BROWN: Lula defeated incumbent President Bolsonaro. What kind of president was Bolsonaro?

FREIRE: So as we mentioned before, Bolsonaro is sometimes called the Brazilian Donald Trump. He's right wing. He's combative, can be pretty vulgar sometimes. In his past, he was a captain in the Brazilian Army, and after that he served in the Brazilian equivalent of the House of Representatives for a long time. He was actually a fairly obscure political figure, but he ran on an anti-corruption platform and voter anger over Operation Carwash is really what sent him to the presidency. He is pro-life and opposes gender ideology being taught in schools. Brazil's evangelical Christians are Bolsonaro’s voting base. He has successfully positioned himself as the defender of traditional values. His wife is an evangelical Christian and his interest in being pro-life and those types of values really dates to around the time that he married her. Bolsonaro attracted an enormous amount of criticism for his handling of the COVID-19 pandemic. He was opposed to shutdowns, he was opposed to school closures. He did not take the COVID-19 vaccine himself because he said he had natural immunity after he contracted the virus.
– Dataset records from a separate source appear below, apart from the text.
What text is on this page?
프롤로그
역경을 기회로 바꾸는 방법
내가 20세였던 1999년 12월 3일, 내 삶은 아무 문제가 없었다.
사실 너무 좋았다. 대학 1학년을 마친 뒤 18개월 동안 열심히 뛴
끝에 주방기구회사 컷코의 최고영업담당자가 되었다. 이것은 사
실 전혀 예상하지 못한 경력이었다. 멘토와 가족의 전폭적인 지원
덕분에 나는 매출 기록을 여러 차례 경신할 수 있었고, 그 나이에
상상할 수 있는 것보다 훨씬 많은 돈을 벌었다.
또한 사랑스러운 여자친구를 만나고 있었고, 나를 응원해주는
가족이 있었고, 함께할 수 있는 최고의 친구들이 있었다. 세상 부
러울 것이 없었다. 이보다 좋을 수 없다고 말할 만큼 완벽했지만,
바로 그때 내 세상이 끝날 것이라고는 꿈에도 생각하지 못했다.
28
BROWN: Was this election outcome expected?

FREIRE: It was expected to be close. Brazilian elections are overseen by an Electoral Court called the TSE, and the TSE got quite involved in the election prohibiting Bolsonaro from calling Lula a thief or calling him corrupt because the court said that that violated the constitutional presumption of innocence. So that was a strange situation because, for many people, Lula's corruption conviction—even though it was quashed—was the main reason they wanted to vote for Bolsonaro. This is what Tiago Albrecht, a theologian in the Brazilian city of Porto Alegre told me about it.

TIAGO: It’s tough to us Christians to have a thief running our country. I don’t know what to say to my children that people have elected a thief, a chief of a pack.

BROWN: What will Lula’s third term look like?

FREIRE: That is anyone's guess. Nobody really has any idea because throughout the campaign, Lula refused to go into any specifics about his plans. His campaign centered around nostalgia for the good years, the first time he was president when he had all those social welfare programs. As I mentioned before, his first presidency coincided with a very favorable economic situation. But this time the situation is quite different because like many countries, Brazil is dealing with a post COVID-19 economic slump. There's inflation, public debt, so it's gonna be much harder for him and he's never proven how he will cope with a difficult economic situation. Also opposition parties control Congress, which will make it hard for him to act.

BROWN: Is Lula’s election part of a bigger trend in South America?

FREIRE: It seems to be yes. Five of Latin America's biggest economies now have left-wing governments. In the early 2000s, there was this thing called the pink tide where a lot of Latin American governments became left wing and then into the 2010s some of them shifted right. And now it seems like they're all shifting back left again. Some people have concerns that Lula may be returning to his Marxist roots in his old age. This is what Samuel Kultz, a graduate student in Sao Paulo told me about his fears.

SAMUEL: I have economical concerns because there are allies of the Workers Party right now governing Argentina, Venezuela, Colombia, Bolivia, Cuba, and that doesn’t give a very good sign to the economical policies that are going to be enacted in Brazil.

BROWN: Emma Friere, senior writer for WORLD, thanks for joining us.

FREIRE: Thanks for having me.

WORLD Radio transcripts are created on a rush deadline. This text may not be in its final form and may be updated or revised in the future. Accuracy and availability may vary. The authoritative record of WORLD Radio programming is the audio record.